Julian, the author of two men's style guides. Button-down collars also work
with a sport coat and no tie.
Another collar
that goes well with a sport coat sans tie is the semi- or medium-spread collar
as both "stand up on their own without a tie," and don't flare out.
Beyond point
collars, Mr. Julian has a rule of thumb on which shirts call for ties:
"The wider the spread on a shirt, the more it needs a tie." So shirts
such as Thomas Pink's new extreme cutaway collar shirt, called Beaufort, or
Brooks Brothers' Londoner should be worn with a tie. Also, the wider the
spread, the larger the tie knot.
Shoppers should
also consider a man's physical size. "A wide collar can broaden a narrow
neck and face by drawing the eye outward," says Mr. Julian.

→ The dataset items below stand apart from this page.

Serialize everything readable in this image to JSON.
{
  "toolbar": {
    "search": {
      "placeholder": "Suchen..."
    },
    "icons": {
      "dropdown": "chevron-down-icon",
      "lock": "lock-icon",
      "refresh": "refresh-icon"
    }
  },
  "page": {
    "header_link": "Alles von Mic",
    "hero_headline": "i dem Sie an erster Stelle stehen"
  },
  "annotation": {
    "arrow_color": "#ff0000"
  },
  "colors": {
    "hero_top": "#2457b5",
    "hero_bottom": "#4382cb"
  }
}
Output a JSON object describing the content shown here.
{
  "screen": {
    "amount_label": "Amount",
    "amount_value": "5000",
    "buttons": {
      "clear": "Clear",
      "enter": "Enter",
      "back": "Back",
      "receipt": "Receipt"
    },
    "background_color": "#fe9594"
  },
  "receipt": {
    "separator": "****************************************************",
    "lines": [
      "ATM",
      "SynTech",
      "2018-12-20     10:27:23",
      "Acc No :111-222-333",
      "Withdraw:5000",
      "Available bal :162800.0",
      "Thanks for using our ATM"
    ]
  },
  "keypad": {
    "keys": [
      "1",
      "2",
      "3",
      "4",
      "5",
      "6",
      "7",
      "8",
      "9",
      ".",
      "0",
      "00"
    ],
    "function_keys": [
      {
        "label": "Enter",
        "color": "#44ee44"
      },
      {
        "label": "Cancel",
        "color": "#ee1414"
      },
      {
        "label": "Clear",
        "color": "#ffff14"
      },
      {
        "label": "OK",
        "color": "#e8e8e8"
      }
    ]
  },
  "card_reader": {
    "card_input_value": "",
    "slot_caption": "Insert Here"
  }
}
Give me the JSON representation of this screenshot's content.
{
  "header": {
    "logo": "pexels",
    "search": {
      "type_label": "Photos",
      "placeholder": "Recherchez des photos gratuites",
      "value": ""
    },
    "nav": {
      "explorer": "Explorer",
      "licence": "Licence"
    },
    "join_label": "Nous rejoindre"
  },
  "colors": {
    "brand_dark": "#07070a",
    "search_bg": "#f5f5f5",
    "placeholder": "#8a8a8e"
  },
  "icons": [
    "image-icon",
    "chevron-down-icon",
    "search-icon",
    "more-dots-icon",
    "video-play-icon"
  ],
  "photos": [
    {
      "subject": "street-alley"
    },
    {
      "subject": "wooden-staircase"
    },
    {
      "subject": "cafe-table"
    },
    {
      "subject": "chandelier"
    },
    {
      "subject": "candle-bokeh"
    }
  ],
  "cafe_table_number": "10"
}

"Conversely, a narrow-point collar can draw the eyes in and down when a
man has a wide face and neck."
Tab and club
collars, meanwhile, "are more novelty at this point, but fun for the more
adventurous," he says. Pop star Harry Styles of boy band One Direction has
been spotted wearing rounded club collars. Just don't try them with a V-neck
sweater or crew neck, Mr. Julian advises. The collar is too short for either
one, so the balance will be all wrong.
"A man
wearing a slim suit or blazer with a narrow lapel to the office should opt for
a narrow-point collar that is about 1 inch shorter than average to keep the
lean proportions," Mr. Julian says.
That kind of
collar might be too lean for a classic notch lapel sport coat, he says. A
button-down would be more appropriate in that case. The proportions of a spread
collar would work best with a double-breasted sport coat or one with wide peak
lapels, he says.
Fans of a tweed
sport coat with corduroy pants for the office should opt for the sporty feel of
a button-down collar. For a dinner or drinks night, a spread collar pairs well
with a sport coat or V-neck sweater and looks modern.
Enlarge Image
Nick Briggs/ITV
for Masterpiece
'Downton Abbey'
characters Matthew Crawley, left, and Lord Grantham wear stiff, detachable
collars affixed by their valets.
The Era of Collar Sold Separately
There was a time
when the most popular collar for a man was a detachable one.
Detachable
collars, like the ones on TV's "Downton Abbey," were typically
attached to the shirt using studs via a little button hole in the back of the
shirt's band. Detachable collars also were often made of a stiffer material
than the shirt so that the collar would "stand up," says menswear
historian Alan Flusser. This was especially important with formal wear's
"wing" collars.
Detachable collars
also signaled social class. "You needed a butler or valet to help you put
them on," Mr. Flusser says.
The idea for
detachable collars was born out of the drudgery of 19th Century laundering
practices.
In 1820, a
housewife in Troy, N.Y., whose blacksmith husband insisted on a clean shirt
each night to attend evening events, decided to cut off the collars and attach
them to the body of the shirt with strings, according to Mr. Flusser, who
recounts the story in his book "Dressing the Man." This way, a wife
could clean just the collar, rather than laundering the entire shirt.
The collars caught
on with other housewives and eventually commercial producers began making and
selling detachable collars. "There were companies that just made
collars," Mr. Flusser says. Men could have many different collars for one
shirt, he says.
Detachable collars
started to fall out of favor between World War I and World War II with the
introduction of washing machines as well as cloth rationing. Also, men's style
traditions such as wearing white tie, which usually called for wing collars,
began to loosen and events requiring starched formal collars declined.